For the past year, I've been managing infrastructure—Red Hat Virtualization (RHV) and proprietary virtualization technology environments. Early on, I automated some tasks, but most of my work was manual. I attempted to automate the provisioning of vCenter and ESXi deployment and configuration. It was not as big of a hit as I wanted, and it certainly was not a pipeline of any sort. After that, I automated a few other smaller infrastructure tasks.
However, over the past three or four months, I've started investing more time in automating entire deployments. That's because I was asked to work on automating the deployment of the RHV environment we use for testing. Our infrastructure contains Red Hat OpenStack, RHV, and some VMware environments; we manage about 20TB of storage and 23 bare-metal hosts; and I manage more than 50 virtual machines.

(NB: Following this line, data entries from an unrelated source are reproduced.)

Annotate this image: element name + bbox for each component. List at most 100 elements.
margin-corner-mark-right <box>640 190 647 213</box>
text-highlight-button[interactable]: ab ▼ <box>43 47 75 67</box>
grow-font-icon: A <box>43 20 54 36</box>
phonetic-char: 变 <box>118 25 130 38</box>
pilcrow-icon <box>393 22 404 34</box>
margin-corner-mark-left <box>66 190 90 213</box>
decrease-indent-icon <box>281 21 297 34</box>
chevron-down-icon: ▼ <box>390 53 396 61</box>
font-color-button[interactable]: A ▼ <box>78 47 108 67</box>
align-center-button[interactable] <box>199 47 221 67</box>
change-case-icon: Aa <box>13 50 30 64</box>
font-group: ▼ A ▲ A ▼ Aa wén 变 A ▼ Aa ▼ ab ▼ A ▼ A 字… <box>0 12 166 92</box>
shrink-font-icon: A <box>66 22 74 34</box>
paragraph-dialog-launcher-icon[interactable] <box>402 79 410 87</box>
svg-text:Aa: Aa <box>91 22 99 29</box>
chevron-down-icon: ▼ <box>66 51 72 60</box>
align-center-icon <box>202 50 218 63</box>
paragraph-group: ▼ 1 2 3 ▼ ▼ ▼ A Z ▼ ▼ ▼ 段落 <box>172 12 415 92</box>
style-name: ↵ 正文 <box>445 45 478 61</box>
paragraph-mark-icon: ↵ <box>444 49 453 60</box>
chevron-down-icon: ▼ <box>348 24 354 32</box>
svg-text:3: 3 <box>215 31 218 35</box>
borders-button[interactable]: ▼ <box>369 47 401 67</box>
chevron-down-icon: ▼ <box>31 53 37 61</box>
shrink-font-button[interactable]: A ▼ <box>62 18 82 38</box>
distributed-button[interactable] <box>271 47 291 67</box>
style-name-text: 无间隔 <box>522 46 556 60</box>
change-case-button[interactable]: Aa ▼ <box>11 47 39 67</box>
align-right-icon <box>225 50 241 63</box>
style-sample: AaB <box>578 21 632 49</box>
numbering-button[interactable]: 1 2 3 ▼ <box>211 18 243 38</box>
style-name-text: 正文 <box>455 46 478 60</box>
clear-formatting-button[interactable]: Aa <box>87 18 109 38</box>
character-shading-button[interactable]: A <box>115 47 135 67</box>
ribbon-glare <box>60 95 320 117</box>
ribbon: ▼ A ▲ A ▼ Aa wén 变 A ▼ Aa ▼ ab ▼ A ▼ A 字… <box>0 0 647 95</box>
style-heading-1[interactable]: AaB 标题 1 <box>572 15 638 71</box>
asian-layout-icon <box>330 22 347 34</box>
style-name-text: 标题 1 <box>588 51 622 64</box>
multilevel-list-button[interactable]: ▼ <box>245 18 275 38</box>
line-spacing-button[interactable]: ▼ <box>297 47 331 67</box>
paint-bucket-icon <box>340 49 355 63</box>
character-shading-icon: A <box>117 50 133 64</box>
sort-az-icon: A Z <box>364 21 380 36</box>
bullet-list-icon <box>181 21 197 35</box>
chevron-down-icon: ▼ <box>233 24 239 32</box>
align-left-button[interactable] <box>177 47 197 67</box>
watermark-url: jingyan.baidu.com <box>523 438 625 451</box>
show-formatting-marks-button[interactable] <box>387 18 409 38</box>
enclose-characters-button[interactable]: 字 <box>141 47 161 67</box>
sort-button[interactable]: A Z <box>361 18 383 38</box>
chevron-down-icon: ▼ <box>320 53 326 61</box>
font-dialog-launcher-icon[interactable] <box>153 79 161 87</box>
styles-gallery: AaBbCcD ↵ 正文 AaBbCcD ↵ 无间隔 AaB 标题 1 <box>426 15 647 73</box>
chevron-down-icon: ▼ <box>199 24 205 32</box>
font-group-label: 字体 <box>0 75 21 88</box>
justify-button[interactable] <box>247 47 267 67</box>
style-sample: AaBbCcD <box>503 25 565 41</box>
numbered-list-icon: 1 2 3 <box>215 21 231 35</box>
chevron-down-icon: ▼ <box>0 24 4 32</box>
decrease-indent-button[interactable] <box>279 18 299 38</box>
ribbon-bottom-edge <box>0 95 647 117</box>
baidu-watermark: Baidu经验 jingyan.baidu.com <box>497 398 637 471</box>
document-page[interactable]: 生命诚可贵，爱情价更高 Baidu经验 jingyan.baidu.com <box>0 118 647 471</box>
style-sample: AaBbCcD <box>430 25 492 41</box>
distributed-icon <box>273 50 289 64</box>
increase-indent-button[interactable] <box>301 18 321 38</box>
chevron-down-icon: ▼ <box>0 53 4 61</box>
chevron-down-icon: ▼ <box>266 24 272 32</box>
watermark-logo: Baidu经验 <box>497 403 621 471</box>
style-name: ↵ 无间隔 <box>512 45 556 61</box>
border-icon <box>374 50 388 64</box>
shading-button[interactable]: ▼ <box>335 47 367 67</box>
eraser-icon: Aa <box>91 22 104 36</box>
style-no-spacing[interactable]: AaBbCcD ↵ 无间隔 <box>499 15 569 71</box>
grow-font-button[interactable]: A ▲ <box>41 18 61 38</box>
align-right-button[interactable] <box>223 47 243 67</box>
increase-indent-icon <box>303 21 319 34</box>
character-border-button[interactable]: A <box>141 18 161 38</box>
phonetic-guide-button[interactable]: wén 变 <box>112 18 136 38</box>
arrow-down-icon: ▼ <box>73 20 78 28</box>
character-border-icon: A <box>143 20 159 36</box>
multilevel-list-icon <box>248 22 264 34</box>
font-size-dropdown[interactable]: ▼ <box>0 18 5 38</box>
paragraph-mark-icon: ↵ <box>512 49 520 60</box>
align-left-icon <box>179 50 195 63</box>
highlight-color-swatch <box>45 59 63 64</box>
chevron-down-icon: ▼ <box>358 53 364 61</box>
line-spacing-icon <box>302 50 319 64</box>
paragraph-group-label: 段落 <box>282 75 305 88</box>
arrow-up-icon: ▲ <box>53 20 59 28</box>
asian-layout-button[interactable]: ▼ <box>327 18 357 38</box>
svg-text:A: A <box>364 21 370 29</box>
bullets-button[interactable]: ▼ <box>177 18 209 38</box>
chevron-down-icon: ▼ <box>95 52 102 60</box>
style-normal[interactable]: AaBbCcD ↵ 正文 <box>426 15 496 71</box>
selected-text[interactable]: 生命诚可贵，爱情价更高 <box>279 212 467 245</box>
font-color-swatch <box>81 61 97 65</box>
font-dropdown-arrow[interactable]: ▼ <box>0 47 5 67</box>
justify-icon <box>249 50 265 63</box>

I'm also a Red Hat Certified Specialist in Ansible Automation. So when I was asked to take on this automation project, I decided to use some of the Ansible roles already written by the oVirt team. To make them work, I had to add some custom playbooks and shell scripts, and putting all of that together as a Jenkins pipeline made it work seamlessly.
After working on this project, I can say I know what it means to have your infrastructure as code. Today, two of our four RHV environments are documented in code and maintained in a version-controlled Git repository.
Through my experience, I have learned the IaC approach has a lot of pros and some cons that you would be wise to take into account.
Pros of IaC
- I am relatively relaxed because I know if something goes wrong, I can call my Jenkins pipeline to re-deploy my env with one click.
- Before automation, if something went wrong, I had to meticulously redeploy and configure my entire environment. It was a challenge to bring back the identical environment. That's because anytime there is a change in the environment, the systems that interact with the environment also need updates. One such example is making sure the data center, cluster, network, and data store names are exactly the same after re-deployment.
- I can share this code with other teams or people, and they can utilize it to set up their env.
- Most of the code I write has a base that can take a list of input variables that allow you to customize the deployment for your needs. Hence, it is shareable code that others can re-use.
- My env will be identical every time I run the pipeline.
- As my pipeline is using a prescribed set of parameters for the deployment, every time I run my pipeline, I get exactly the same environment, in terms of the number of hosts, networks, data centers, clusters, and data stores—and their names are identical.
- My pipeline is scalable.
- My code is generalized in such a way that passing a configuration file with the right parameters will allow me to deploy env to one, two, or 100 servers because some of the parameters run in a loop that can take any number of parameters.
Cons of IaC
- Sometimes it's hard to maintain all of this code. As software versions change, the code may need to be updated. This is definitely an overhead.
- I already have about 8,500 lines of code in my RHV deployment pipeline repo, and there are still a few things on my to-do list that I need to update; some are features, some are technical debt.
- When execution fails somewhere, it may not be as easy to restart from the exact same point, and re-executing from scratch may take a long time.
- If you're using code someone else has written, you may need to spend a lot of time understanding it, which can be difficult.
- For example, one of the Ansible roles I was using did not have some of my required features. I spent a lot of time first understanding, then debugging, then adding new features, and then getting it merged into the repo by the maintainers (where we had more cycles of review–feedback–update–repeat).
IaC has changed my career for the better in many ways, but there are some moments when it's challenging to handle as a team of one.
What do you think? What are your best IaC practices or pain points?